I would argue that this should be used as the token to identify the right METS parser. I don't think it should be necessary to get the linked METS profile and inspect its ID to get the token that we need.

That being said, I believe that having an well defined @ID attribute on the METS profile is a good idea and something we should work on, I just don't think it is mandatory to fulfil the original goal of this issue.

The METS file generators out there should be enhanced to crearly identify the METS profile URL. The existing guides and specifications should stress this in their text.

@luis100 Am I missing something here?

luis100 commented 9 months ago

I think you are missing some aspects. One is that profiles were not being published with the version explicit, they were renamed with the version only when archived (i.e. when a new version came out), so the URL for the latest version was always versionless, which creates issues. This is a the profile/spec publication part of the issue.

Also, the METS Profile version and "METS parser", or generally the Specification version and Specification validator may not be one-to-one. There are changes in the specification and in the METS Profile that should be versioned but that don't necessarily create a new validator implementation. Generally, PATCH versions should not require changes in the validator implementation. So, we may point to the MINOR version, generally instead of pointing to https://earkcsip.dilcis.eu/profile/v2/E-ARK-CSIP-v2-0-4.xml we could point to https://earkcsip.dilcis.eu/profile/v2/E-ARK-CSIP-v2-0.xml and have the profile itself keep its PATCH version and changelog.

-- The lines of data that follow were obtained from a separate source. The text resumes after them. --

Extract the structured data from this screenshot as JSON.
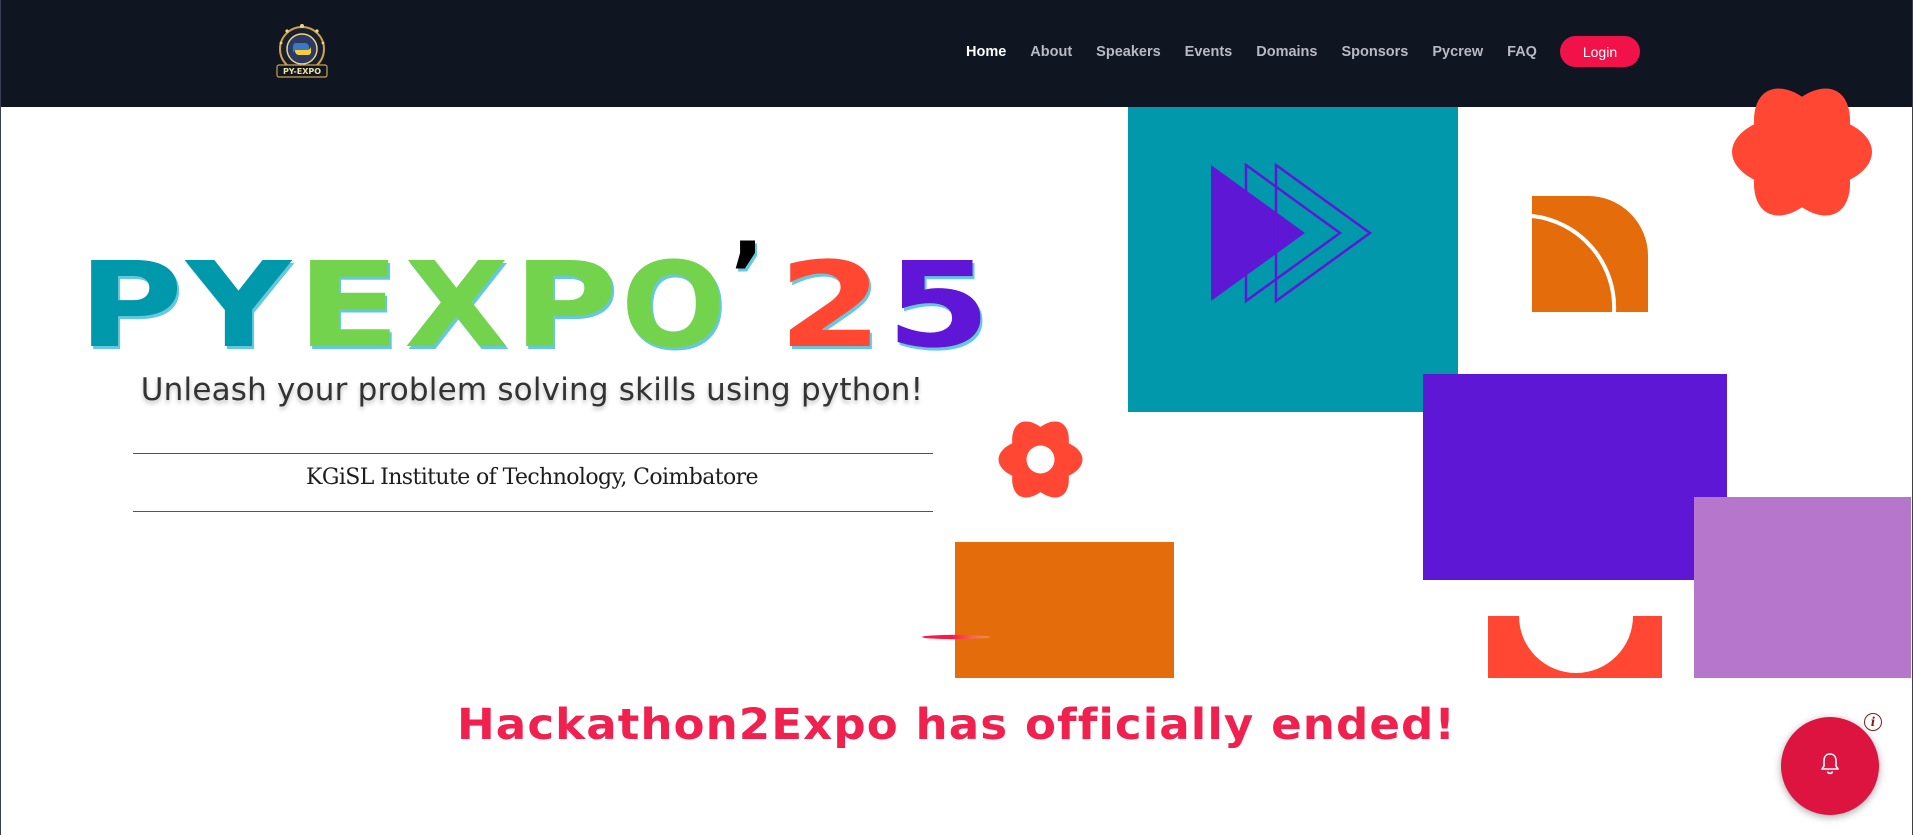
{
  "nav": {
    "logo_label": "PY-EXPO",
    "links": [
      "Home",
      "About",
      "Speakers",
      "Events",
      "Domains",
      "Sponsors",
      "Pycrew",
      "FAQ"
    ],
    "active": "Home",
    "login_label": "Login"
  },
  "hero": {
    "title": "PYEXPO'25",
    "tagline": "Unleash your problem solving skills using python!",
    "institute": "KGiSL Institute of Technology, Coimbatore",
    "status": "Hackathon2Expo has officially ended!"
  },
  "notification": {
    "icon": "bell-icon",
    "badge": "i"
  },
  "colors": {
    "teal": "#0298ab",
    "green": "#73d34e",
    "red": "#ff4733",
    "purple": "#5f17d6",
    "orange": "#e56c0a",
    "lilac": "#b676cc",
    "nav_bg": "#101522",
    "accent": "#f2124a"
  }
}
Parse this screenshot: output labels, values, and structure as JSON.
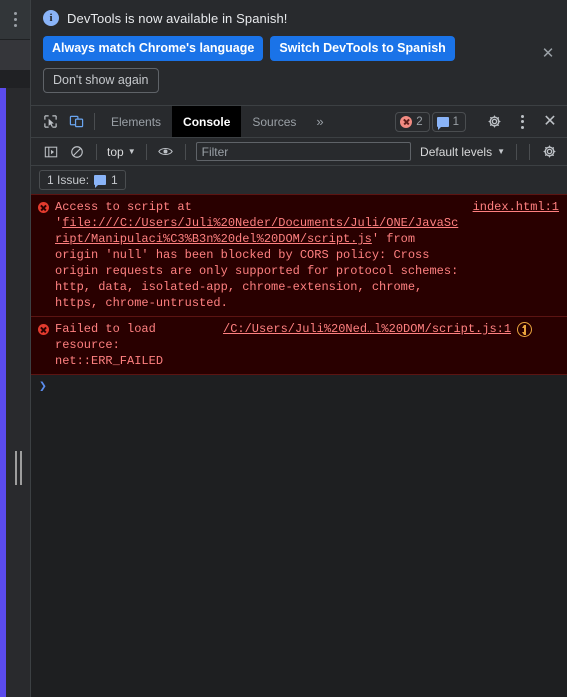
{
  "browser_edge": {
    "menu_icon": "three-dots-vertical-icon",
    "accent_color": "#5b4bed",
    "resize_handle": "drag-handle"
  },
  "banner": {
    "info_icon": "info-icon",
    "message": "DevTools is now available in Spanish!",
    "primary_buttons": [
      {
        "label": "Always match Chrome's language",
        "name": "always-match-language-button"
      },
      {
        "label": "Switch DevTools to Spanish",
        "name": "switch-devtools-language-button"
      }
    ],
    "dismiss_label": "Don't show again",
    "close_icon": "close-icon",
    "accent_color": "#1a73e8"
  },
  "tabbar": {
    "inspect_icon": "inspect-element-icon",
    "device_toggle_icon": "device-toolbar-icon",
    "tabs": [
      {
        "label": "Elements",
        "active": false
      },
      {
        "label": "Console",
        "active": true
      },
      {
        "label": "Sources",
        "active": false
      }
    ],
    "more_tabs_icon": "chevron-double-right-icon",
    "error_count": "2",
    "message_count": "1",
    "settings_icon": "gear-icon",
    "more_options_icon": "three-dots-vertical-icon",
    "close_icon": "close-devtools-icon"
  },
  "filterbar": {
    "sidebar_toggle_icon": "console-sidebar-icon",
    "clear_console_icon": "clear-console-icon",
    "context": "top",
    "context_caret": "▼",
    "eye_icon": "live-expression-icon",
    "filter_placeholder": "Filter",
    "filter_value": "",
    "levels_label": "Default levels",
    "levels_caret": "▼",
    "settings_icon": "console-settings-gear-icon"
  },
  "issues": {
    "label": "1 Issue:",
    "icon": "message-bubble-icon",
    "count": "1"
  },
  "console": {
    "messages": [
      {
        "name": "console-error-cors",
        "icon": "error-circle-icon",
        "text_parts": [
          {
            "t": "Access to script at '",
            "link": false
          },
          {
            "t": "file:///C:/Users/Juli%20Neder/Documents/Juli/ONE/JavaScript/Manipulaci%C3%B3n%20del%20DOM/script.js",
            "link": true
          },
          {
            "t": "' from origin 'null' has been blocked by CORS policy: Cross origin requests are only supported for protocol schemes: http, data, isolated-app, chrome-extension, chrome, https, chrome-untrusted.",
            "link": false
          }
        ],
        "source": "index.html:1"
      },
      {
        "name": "console-error-failed-resource",
        "icon": "error-circle-icon",
        "text_parts": [
          {
            "t": "Failed to load resource: net::ERR_FAILED",
            "link": false
          }
        ],
        "source": "/C:/Users/Juli%20Ned…l%20DOM/script.js:1",
        "net_icon": "network-request-icon"
      }
    ],
    "prompt_chevron": "❯",
    "prompt_value": ""
  }
}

The other issue is the "flavour" we are validating, are we validating CSIP, SIP, AIP, CITS-SIARD, CITS-ERMS? Which versions of which? We want to do an hierarchical validation structure, but how do we identify the versions consistently. For example, CITS-SIARD needs to use the PROFILE https://citssiard.dilcis.eu/profile/E-ARK-SIARD-ROOT.xml, which does not have a version, nor identifies if it is a SIP/AIP/DIP nor what spec version of those it is. image (61)

Finally, a side note, all implementation suggestions here point to including this in the METS profile URL that is inside the METS file. Please note that knowing the profiles and versions is necessary to select the piece of code that will validate this file, so we will need to read the file twice, one for getting the package type and spec version (although this could be an empty file or malformed XML file), and another to actually do the validation. Any format detection tool (like Droid/PRONOM) will also need to use this information to identify the format and version of the file (if ZIPPED).

karinbredenberg commented 9 months ago

@carlwilson please look at this

jmaferreira commented 8 months ago

@karinbredenberg In order to vote for an approach on this topic, we really need to nail down the options available for voting. We will not have time during the DILCIS Board meeting to come up with ways of addressing this issue. The options available for voting should be clear to everyone.

karinbredenberg commented 8 months ago

The suggestion is in Carl's description:

The MEtsprofiles filename are stright away named with the version number and a folder structure where the main number is the the folder for all subversions. The ID attribute in the mets element is used for all. SAme to be implemented for extension schema and vocabularies.

karinbredenberg commented 7 months ago

The suggestion is:

Board members acknowledgment of the issue: Tick the box in front of you name to indicate that you have looked at the suggestion.

Voting (Decision making will be carried out on the basis of majority voting by all eligible members of the Board. In the case of a tied vote, decisions will be made at the discretion of the Chair)

Tick the box in front of you name to say yes to the suggestion.

karinbredenberg commented 6 months ago

7 DILCIS Board members have acknowledge the issue 6 DILCIS Board members agree with the solution

The ssuggested solution will be included in the next version.